Does the SM provide HP overall? On a 250 Pro XS what HP improvement will there be with 1.62?


----------



## ESCB Factory (Apr 30, 2006)

The Sport Master Gear case does not add any HP, but is good for +- 5 MPH on SCB hulls.

Any Merc w/ "XS" has as up to 10% more HP than the displayed rating.

175 Pro XS = 192 HP.
200 XS = 220HP
225 Pro XS & Sport XS = 249
250 ProXS & XS = 274
300 XS = 305


----------



## chris coulter (Aug 3, 2006)

Eric,
Very impressive you been doing some home work i am going to get one for the 21 cat should be an impresive motor and who cares about warranty lol


----------



## ESCB Factory (Apr 30, 2006)

I'll get one with you, if you'll let Mac take care of it. 

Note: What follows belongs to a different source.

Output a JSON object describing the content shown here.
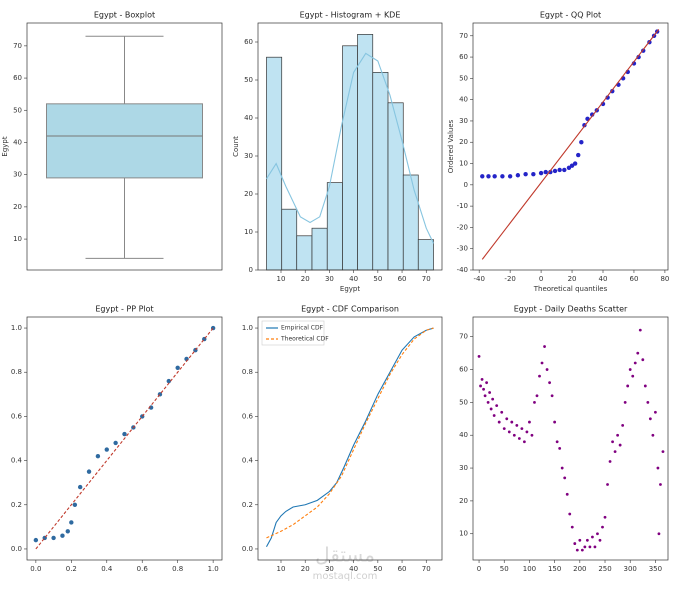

I'll pay for any parts, of coarse.

Maybe two on the back of a F-22? Oh yeah!


----------



## stew1tx (Oct 15, 2004)

lol, thats easy for coulter to say lol...I wonder if Victoria Marine will take care of me from that standpoint?


----------



## stew1tx (Oct 15, 2004)

Scott,

All motors have that 10% tolerance either way of stated HP. Diference is merc racing and main plant pro motors are always at the top barrier. Etec claims the same with their HO motors. Difference in the Pro and XS motor? Guys in blue lab coats hand assemble the Pro motors in the main plant and guys in white lab coats hand assemble the motors in the racing plant. Both hand assembled but since the tolerances can be a little tighter, and things tidied up a little since theoretically the guys at Racing are engineer types assembling versus trained mortals in mainplant, the rpm band is a little higher on the Racing motors.


----------



## stew1tx (Oct 15, 2004)

That is what I have been told when I was asking questions to the engineers up at racing before I got on pro staff.


----------



## chris coulter (Aug 3, 2006)

I am not far from Victoria short drive for good service lol i have been known for fixing motors in the parking lot see you in freeport


stew1tx said:


> lol, thats easy for coulter to say lol...I wonder if Victoria Marine will take care of me from that standpoint?


----------



## stew1tx (Oct 15, 2004)

I know man, unfortunately I am on prostaff with Victoria Marine from the service standpoint. The best thing so far about my merc? I have not had to fix it in the parking lot hehehe. That is a note to all those out there doubting black hehehe. I know Mack is good, I hope to do business with you guys in the future.

Yessir, see you there. Will probably be in my Tran Cat for this one...


----------